Financial markets are always trying to set prices now for where the economy and corporate profits are likely to be in the future. And even though readings across the economy are still at eye-popping levels, investors see some areas of concern.
New variants of the coronavirus are threatening to weaken economies around the world. Many of the U.S. government’s pandemic relief efforts are fading. Inflation is raging as supplies of goods and components fall short of surging demand. And the beginning of the end of the Federal Reserve’s assistance for markets is coming into sight.

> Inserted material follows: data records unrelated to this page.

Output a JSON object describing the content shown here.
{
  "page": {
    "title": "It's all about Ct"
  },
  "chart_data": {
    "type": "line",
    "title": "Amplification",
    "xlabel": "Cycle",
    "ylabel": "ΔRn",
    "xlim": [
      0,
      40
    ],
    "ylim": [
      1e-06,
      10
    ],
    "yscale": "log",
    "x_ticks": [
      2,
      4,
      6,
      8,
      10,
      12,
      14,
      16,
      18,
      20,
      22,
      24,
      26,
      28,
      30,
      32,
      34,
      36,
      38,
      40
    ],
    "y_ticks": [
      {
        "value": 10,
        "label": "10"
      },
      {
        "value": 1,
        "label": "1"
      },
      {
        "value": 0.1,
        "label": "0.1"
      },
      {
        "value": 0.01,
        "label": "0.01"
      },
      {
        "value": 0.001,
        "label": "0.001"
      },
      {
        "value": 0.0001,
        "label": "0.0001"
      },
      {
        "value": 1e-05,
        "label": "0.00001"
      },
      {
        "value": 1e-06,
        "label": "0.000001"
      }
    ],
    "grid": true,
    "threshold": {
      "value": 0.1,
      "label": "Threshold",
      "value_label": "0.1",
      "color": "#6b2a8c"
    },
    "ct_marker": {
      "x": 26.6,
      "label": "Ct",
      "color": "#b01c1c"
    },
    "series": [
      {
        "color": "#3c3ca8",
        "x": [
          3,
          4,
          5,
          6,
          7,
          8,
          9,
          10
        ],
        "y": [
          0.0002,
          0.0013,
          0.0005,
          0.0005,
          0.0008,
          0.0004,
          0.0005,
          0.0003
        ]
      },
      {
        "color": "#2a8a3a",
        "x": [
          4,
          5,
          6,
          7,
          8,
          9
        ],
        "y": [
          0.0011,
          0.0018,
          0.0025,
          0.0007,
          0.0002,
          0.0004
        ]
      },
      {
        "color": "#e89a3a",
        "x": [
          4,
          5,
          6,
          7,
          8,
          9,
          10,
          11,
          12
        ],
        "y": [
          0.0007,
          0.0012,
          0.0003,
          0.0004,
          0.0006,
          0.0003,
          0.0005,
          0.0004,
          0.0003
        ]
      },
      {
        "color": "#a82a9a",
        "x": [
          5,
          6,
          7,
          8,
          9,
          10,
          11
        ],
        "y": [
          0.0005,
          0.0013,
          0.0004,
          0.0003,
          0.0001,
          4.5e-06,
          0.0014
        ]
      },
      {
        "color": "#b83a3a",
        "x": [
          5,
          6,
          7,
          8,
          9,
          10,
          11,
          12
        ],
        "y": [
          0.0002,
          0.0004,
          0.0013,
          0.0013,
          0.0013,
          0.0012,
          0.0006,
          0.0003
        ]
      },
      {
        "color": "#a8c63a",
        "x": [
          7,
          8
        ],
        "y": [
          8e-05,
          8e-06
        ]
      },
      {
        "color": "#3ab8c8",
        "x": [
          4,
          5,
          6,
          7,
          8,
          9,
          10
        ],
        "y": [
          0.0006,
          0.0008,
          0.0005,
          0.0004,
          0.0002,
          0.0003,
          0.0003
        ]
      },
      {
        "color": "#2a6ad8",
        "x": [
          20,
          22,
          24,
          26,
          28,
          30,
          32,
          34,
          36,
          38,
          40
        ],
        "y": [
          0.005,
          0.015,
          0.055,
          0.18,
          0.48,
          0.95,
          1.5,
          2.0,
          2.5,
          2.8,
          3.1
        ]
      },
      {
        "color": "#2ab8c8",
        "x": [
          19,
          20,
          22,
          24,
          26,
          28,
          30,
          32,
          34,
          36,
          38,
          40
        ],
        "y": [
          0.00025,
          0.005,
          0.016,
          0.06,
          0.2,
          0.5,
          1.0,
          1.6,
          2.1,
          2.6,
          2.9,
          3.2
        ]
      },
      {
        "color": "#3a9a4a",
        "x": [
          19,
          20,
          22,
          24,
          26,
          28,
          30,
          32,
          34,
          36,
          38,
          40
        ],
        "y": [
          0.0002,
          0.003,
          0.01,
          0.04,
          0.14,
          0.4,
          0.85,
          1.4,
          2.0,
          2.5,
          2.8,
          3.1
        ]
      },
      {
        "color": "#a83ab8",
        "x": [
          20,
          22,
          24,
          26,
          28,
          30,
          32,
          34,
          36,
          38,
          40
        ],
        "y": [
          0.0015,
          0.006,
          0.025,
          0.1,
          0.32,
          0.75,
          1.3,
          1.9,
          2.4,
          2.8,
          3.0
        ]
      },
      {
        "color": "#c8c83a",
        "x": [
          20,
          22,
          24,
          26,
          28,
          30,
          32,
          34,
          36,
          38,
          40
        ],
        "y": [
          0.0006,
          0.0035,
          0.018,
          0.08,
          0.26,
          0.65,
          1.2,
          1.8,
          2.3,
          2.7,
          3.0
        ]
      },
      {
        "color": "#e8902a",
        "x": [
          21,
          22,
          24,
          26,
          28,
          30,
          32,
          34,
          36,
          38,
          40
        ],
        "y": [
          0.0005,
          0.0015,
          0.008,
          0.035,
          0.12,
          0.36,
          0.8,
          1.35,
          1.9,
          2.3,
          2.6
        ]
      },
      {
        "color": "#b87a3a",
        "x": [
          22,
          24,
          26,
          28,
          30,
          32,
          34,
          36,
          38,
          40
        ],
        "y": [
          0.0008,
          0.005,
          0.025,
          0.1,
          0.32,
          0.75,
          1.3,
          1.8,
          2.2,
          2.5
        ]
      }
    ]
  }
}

So far, investors have largely put aside nervousness — broad measures like the S&P 500 and Nasdaq composite are hitting record highs. Major stock market averages, in fact, have nearly doubled since bottoming in March 2020.
The U.S. recovery from the recession is proceeding so quickly that many forecasters estimate that the economy will expand this year by roughly 7%. That would be the most robust calendar-year growth since 1984.
Outside the U.S., too, economies are showing sustained growth. The Chinese economy, the world’s second-largest, has slowed sharply from last year, though Beijing said it grew nearly 8% in the April-June period. And among the European countries that use the euro currency, growth for 2021 is expected to reach a brisk pace of nearly 5%.
Still, some sharp moves underneath the stock market’s surface and across other markets show newfound hesitance and anxiety about the potential economic threats. Yields on longer-term U.S. government bonds have sunk, for example, while stocks of companies most closely tied to the strength of the economy have slumped.